Il était 20h30. C'était l'heure de manger. Aurélien devait alors abandonné sans peine,  sa leçon de potion pour aller manger. Forcément il fallait qui prévoit de partir au moins quinze minutes avant car tous les élèves se bousculer pour déguster le délicieux repas et être les premiers servis. De plus Aurélien se perdait souvent dans les couloirs. Il était fasciné par l'architecture de Poudlard. Ce qui le forcer souvent à s'arrêter, pour contempler les moindres détails du château et donc, le mètre encore plus en retard. 

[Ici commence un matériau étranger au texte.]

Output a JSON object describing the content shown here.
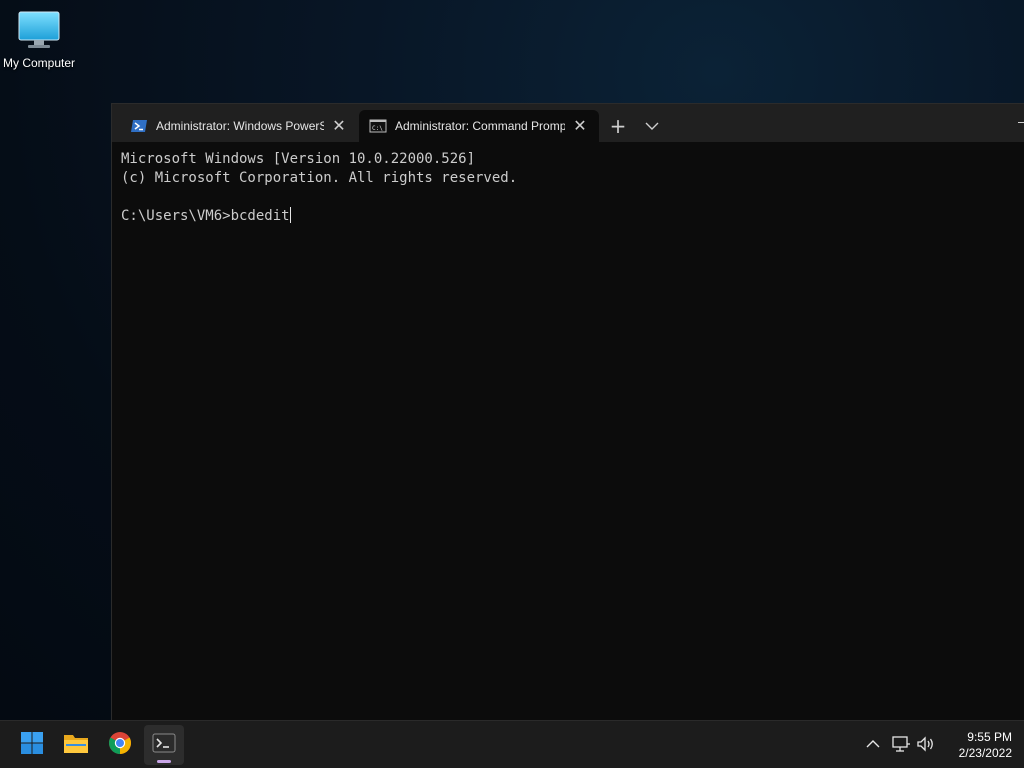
{
  "desktop": {
    "icons": [
      {
        "label": "My Computer",
        "icon": "monitor-icon"
      }
    ]
  },
  "terminal": {
    "tabs": [
      {
        "title": "Administrator: Windows PowerShell",
        "icon": "powershell-icon",
        "active": false
      },
      {
        "title": "Administrator: Command Prompt",
        "icon": "cmd-icon",
        "active": true
      }
    ],
    "new_tab_glyph": "+",
    "close_glyph": "✕",
    "console": {
      "line1": "Microsoft Windows [Version 10.0.22000.526]",
      "line2": "(c) Microsoft Corporation. All rights reserved.",
      "prompt": "C:\\Users\\VM6>",
      "input": "bcdedit"
    }
  },
  "taskbar": {
    "apps": [
      "windows-start-icon",
      "file-explorer-icon",
      "chrome-icon",
      "terminal-icon"
    ],
    "active_app": "terminal-icon",
    "clock": {
      "time": "9:55 PM",
      "date": "2/23/2022"
    }
  },
  "colors": {
    "terminal_bg": "#0c0c0c",
    "tabbar_bg": "#202020",
    "taskbar_bg": "#1c1c1c",
    "accent": "#0078d4"
  }
}
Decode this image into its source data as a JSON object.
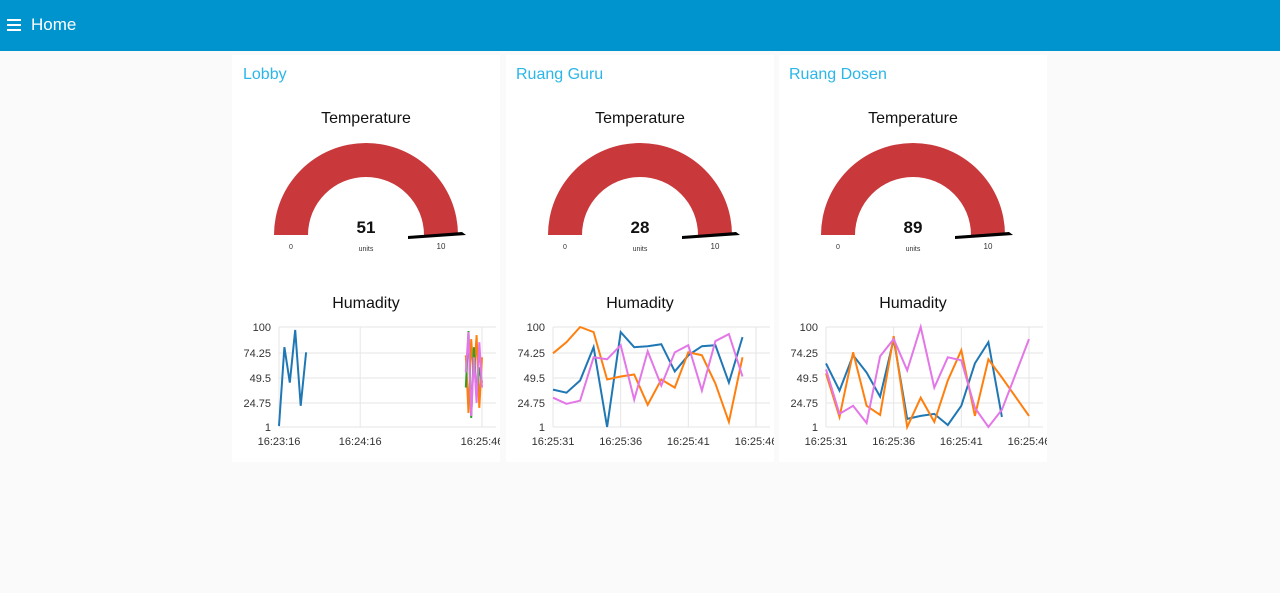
{
  "header": {
    "title": "Home",
    "menu_icon": "hamburger-menu-icon",
    "background": "#0094ce"
  },
  "colors": {
    "gauge_fill": "#c9383a",
    "gauge_needle": "#000000",
    "group_title": "#2bb6e8"
  },
  "groups": [
    {
      "title": "Lobby",
      "gauge": {
        "label": "Temperature",
        "value": "51",
        "units": "units",
        "min": "0",
        "max": "10"
      },
      "chart": {
        "label": "Humadity",
        "y_ticks": [
          "100",
          "74.25",
          "49.5",
          "24.75",
          "1"
        ],
        "x_ticks": [
          "16:23:16",
          "16:24:16",
          "16:25:46"
        ]
      }
    },
    {
      "title": "Ruang Guru",
      "gauge": {
        "label": "Temperature",
        "value": "28",
        "units": "units",
        "min": "0",
        "max": "10"
      },
      "chart": {
        "label": "Humadity",
        "y_ticks": [
          "100",
          "74.25",
          "49.5",
          "24.75",
          "1"
        ],
        "x_ticks": [
          "16:25:31",
          "16:25:36",
          "16:25:41",
          "16:25:46"
        ]
      }
    },
    {
      "title": "Ruang Dosen",
      "gauge": {
        "label": "Temperature",
        "value": "89",
        "units": "units",
        "min": "0",
        "max": "10"
      },
      "chart": {
        "label": "Humadity",
        "y_ticks": [
          "100",
          "74.25",
          "49.5",
          "24.75",
          "1"
        ],
        "x_ticks": [
          "16:25:31",
          "16:25:36",
          "16:25:41",
          "16:25:46"
        ]
      }
    }
  ],
  "chart_data": [
    {
      "type": "line",
      "ylim": [
        1,
        100
      ],
      "x": [
        "16:23:16",
        "16:23:20",
        "16:23:24",
        "16:23:28",
        "16:23:32",
        "16:23:36",
        "16:25:34",
        "16:25:36",
        "16:25:38",
        "16:25:40",
        "16:25:42",
        "16:25:44",
        "16:25:46"
      ],
      "series": [
        {
          "color": "#1f77b4",
          "values": [
            2,
            80,
            45,
            97,
            22,
            75,
            null,
            null,
            null,
            null,
            null,
            null,
            null
          ]
        },
        {
          "color": "#ff7f0e",
          "values": [
            null,
            null,
            null,
            null,
            null,
            null,
            72,
            15,
            88,
            50,
            92,
            20,
            70
          ]
        },
        {
          "color": "#2ca02c",
          "values": [
            null,
            null,
            null,
            null,
            null,
            null,
            40,
            96,
            10,
            80,
            30,
            60,
            45
          ]
        },
        {
          "color": "#e377e7",
          "values": [
            null,
            null,
            null,
            null,
            null,
            null,
            55,
            95,
            12,
            70,
            25,
            85,
            40
          ]
        }
      ]
    },
    {
      "type": "line",
      "ylim": [
        1,
        100
      ],
      "x": [
        "16:25:31",
        "16:25:32",
        "16:25:33",
        "16:25:34",
        "16:25:35",
        "16:25:36",
        "16:25:37",
        "16:25:38",
        "16:25:39",
        "16:25:40",
        "16:25:41",
        "16:25:42",
        "16:25:43",
        "16:25:44",
        "16:25:45",
        "16:25:46"
      ],
      "series": [
        {
          "color": "#1f77b4",
          "values": [
            38,
            35,
            47,
            80,
            1,
            95,
            80,
            81,
            83,
            56,
            72,
            81,
            82,
            45,
            90,
            null
          ]
        },
        {
          "color": "#ff7f0e",
          "values": [
            74,
            85,
            100,
            95,
            48,
            51,
            53,
            23,
            48,
            40,
            75,
            72,
            44,
            6,
            70,
            null
          ]
        },
        {
          "color": "#e377e7",
          "values": [
            30,
            24,
            27,
            70,
            68,
            82,
            28,
            76,
            42,
            75,
            82,
            37,
            86,
            93,
            51,
            null
          ]
        }
      ]
    },
    {
      "type": "line",
      "ylim": [
        1,
        100
      ],
      "x": [
        "16:25:31",
        "16:25:32",
        "16:25:33",
        "16:25:34",
        "16:25:35",
        "16:25:36",
        "16:25:37",
        "16:25:38",
        "16:25:39",
        "16:25:40",
        "16:25:41",
        "16:25:42",
        "16:25:43",
        "16:25:44",
        "16:25:46"
      ],
      "series": [
        {
          "color": "#1f77b4",
          "values": [
            64,
            37,
            72,
            55,
            31,
            88,
            9,
            12,
            14,
            3,
            22,
            64,
            85,
            11,
            null
          ]
        },
        {
          "color": "#ff7f0e",
          "values": [
            54,
            11,
            75,
            22,
            13,
            91,
            1,
            30,
            6,
            47,
            77,
            12,
            68,
            50,
            12
          ]
        },
        {
          "color": "#e377e7",
          "values": [
            58,
            14,
            22,
            5,
            71,
            88,
            57,
            100,
            40,
            70,
            67,
            20,
            1,
            18,
            88
          ]
        }
      ]
    }
  ]
}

Lorsqu'il entra dans la salle, quant à son habitude, Aurélien avait pris la décision de s'isoler de tout le reste du groupe et de se mettre dans un petit coin de la table. Au point même de déplacer ses couvert pour être totalement seul. Les autres voulaient bien essayer d'établir un contact avec lui, mais ils voyaient bien que c'était impossible car Aurélien était jugé comme associable. Dans son dortoir, il avait la réputation d'être toujours seul au point même d'être vexant envers les autres. Certains se demander même ce qu'ils avaient fait de mal envers lui...  Ce soir-là le dîner était très bon.  Comme à son habitude Aurélien était totalement muet et ne laisser aucune émotion apparaître sur son visage. Il se moquait bien de tout le reste du monde. Il voulait juste avoir la paix. 

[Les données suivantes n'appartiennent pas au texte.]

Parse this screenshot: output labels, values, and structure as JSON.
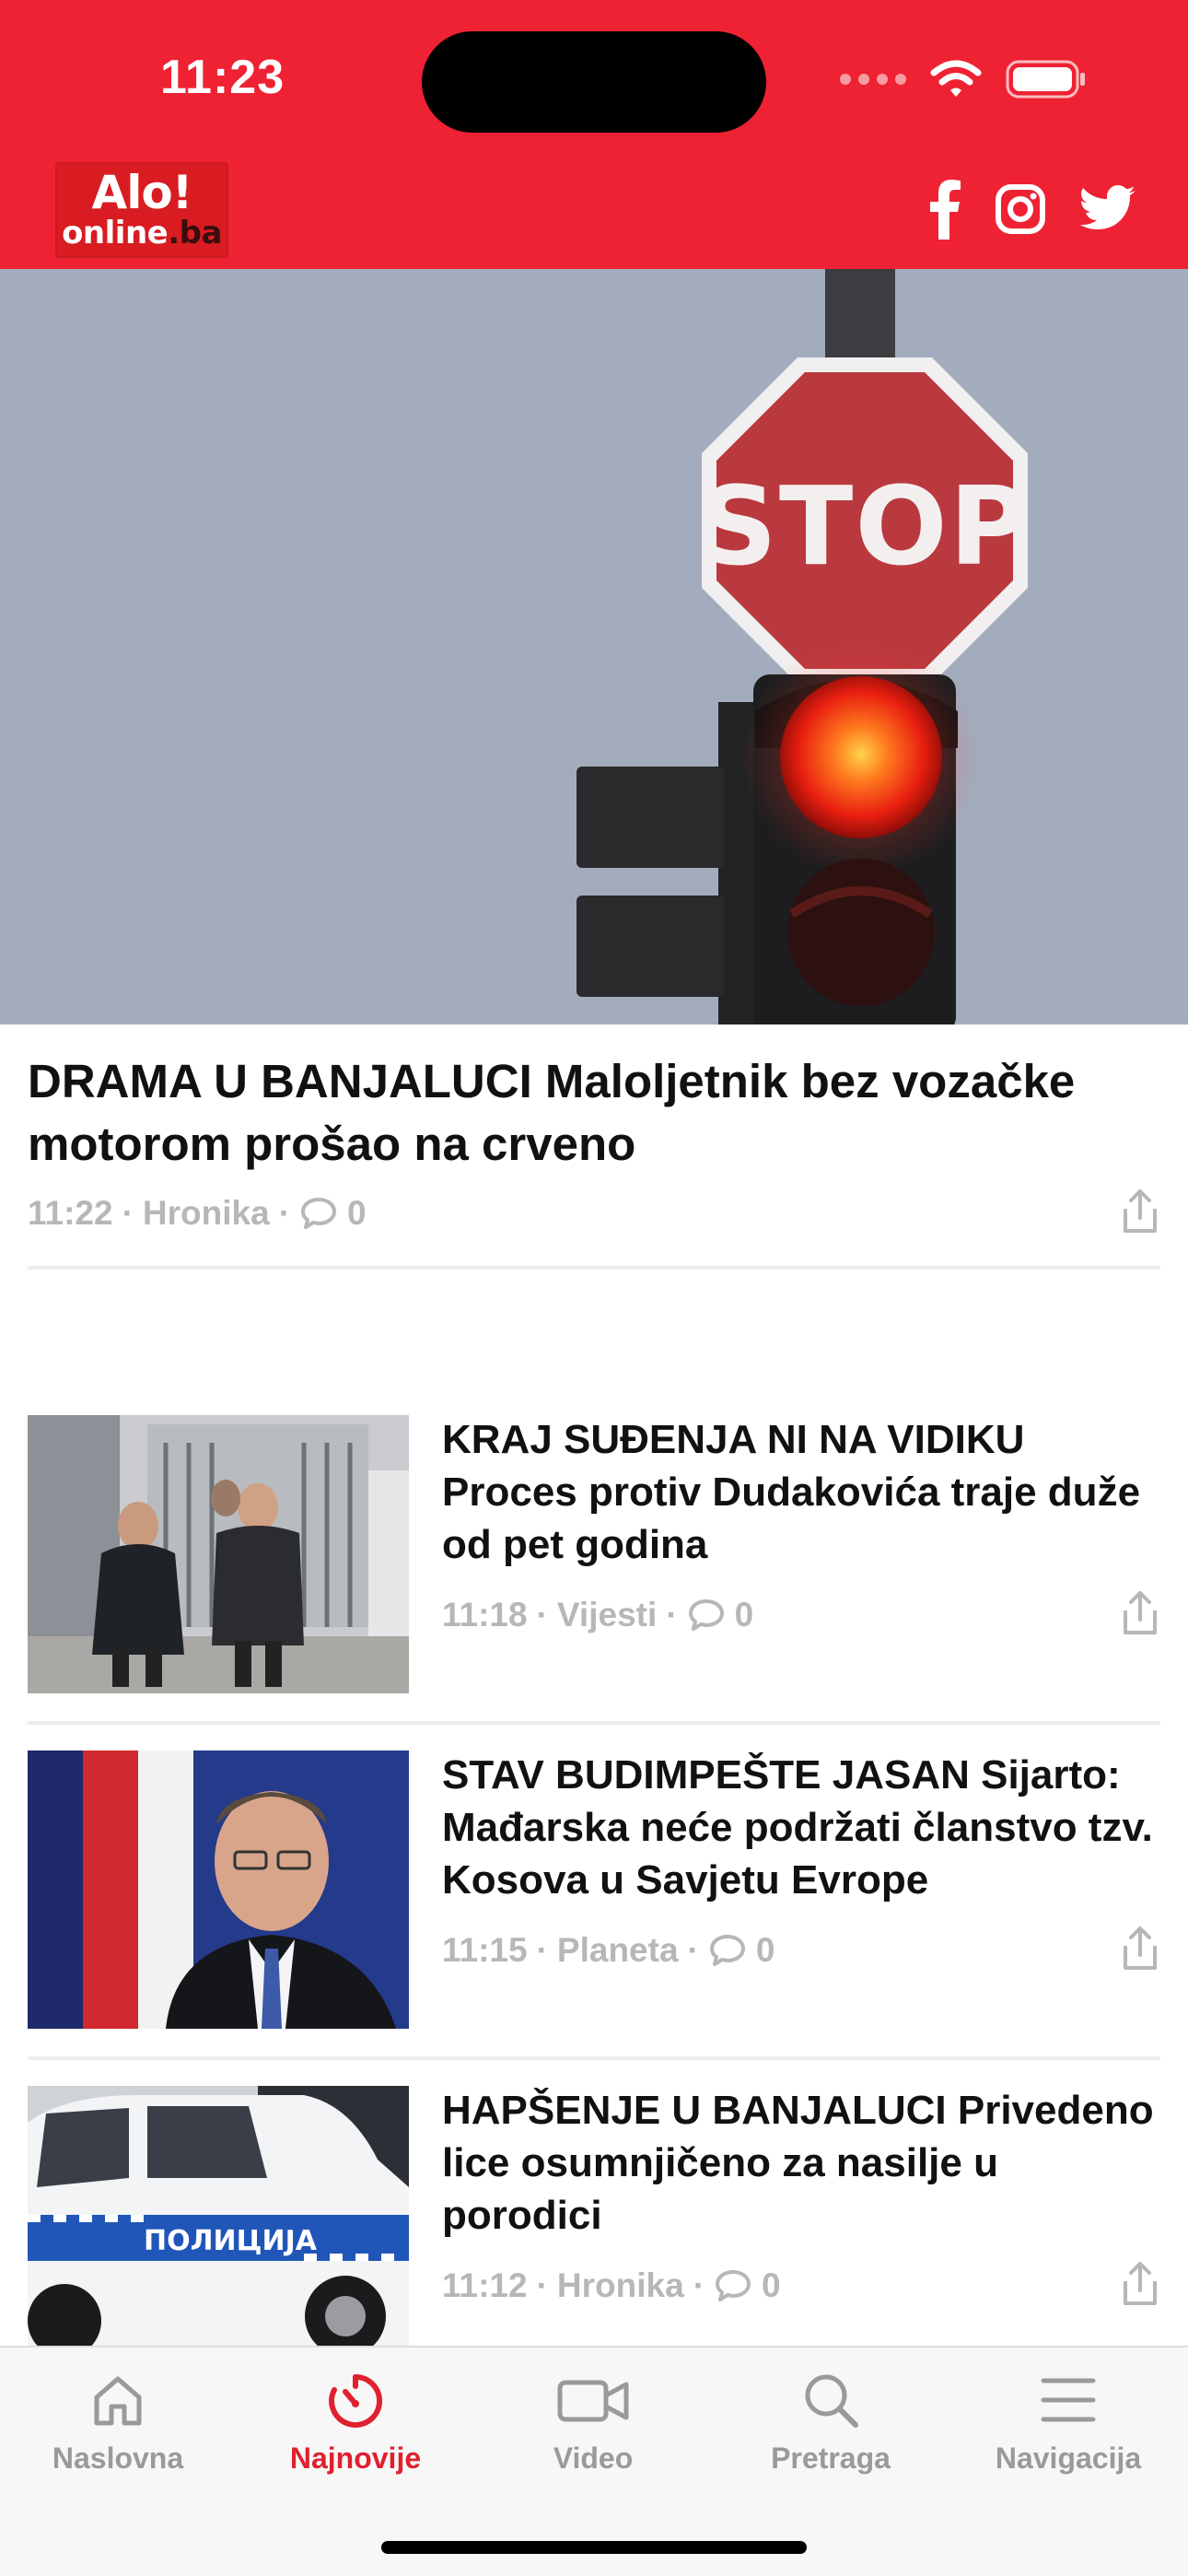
{
  "status_bar": {
    "time": "11:23"
  },
  "header": {
    "logo_top": "Alo!",
    "logo_bottom_main": "online",
    "logo_bottom_tld": ".ba",
    "social_icons": [
      "facebook-icon",
      "instagram-icon",
      "twitter-icon"
    ]
  },
  "lead_article": {
    "title": "DRAMA U BANJALUCI Maloljetnik bez vozačke motorom prošao na crveno",
    "time": "11:22",
    "category": "Hronika",
    "comments": "0",
    "image_sign_text": "STOP"
  },
  "articles": [
    {
      "title": "KRAJ SUĐENJA NI NA VIDIKU Proces protiv Dudakovića traje duže od pet godina",
      "time": "11:18",
      "category": "Vijesti",
      "comments": "0"
    },
    {
      "title": "STAV BUDIMPEŠTE JASAN Sijarto: Mađarska neće podržati članstvo tzv. Kosova u Savjetu Evrope",
      "time": "11:15",
      "category": "Planeta",
      "comments": "0"
    },
    {
      "title": "HAPŠENJE U BANJALUCI Privedeno lice osumnjičeno za nasilje u porodici",
      "time": "11:12",
      "category": "Hronika",
      "comments": "0",
      "image_car_text": "ПОЛИЦИЈА"
    }
  ],
  "meta_separator": "·",
  "tabbar": {
    "active": "Najnovije",
    "tabs": [
      {
        "label": "Naslovna",
        "icon": "home-icon"
      },
      {
        "label": "Najnovije",
        "icon": "clock-icon"
      },
      {
        "label": "Video",
        "icon": "video-icon"
      },
      {
        "label": "Pretraga",
        "icon": "search-icon"
      },
      {
        "label": "Navigacija",
        "icon": "menu-icon"
      }
    ]
  },
  "colors": {
    "brand_red": "#ee2233",
    "active_tab": "#e0202f",
    "meta_gray": "#b7b7b7",
    "inactive_tab": "#9a9a9a"
  }
}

En général il se dépêchait de manger pour retourner aller faire ses devoirs ou même contempler son vieil album photo, ou tout bonnement s'amuser à lancer des sortilèges.  Mais aujourd'hui la directrice dictait quelques mots et il fallait rester jusqu'à la fin. Sa voisine de table faisait exprès d'essayer d'entamer un sujet. Elle lui demandait de lui passer le sel, le poivre, l'eau bref elle essayait de le faire parler pour qu'il s'ouvre un peu plus au monde. Mais il restait de marbre, imperceptible. Malgré les "signes" que sa voisine envoyé, Aurélien ne faisait rien. Il n'aimait pas forcément la solitude c'était juste une carapace qu'il s'était forgé suite à son passé.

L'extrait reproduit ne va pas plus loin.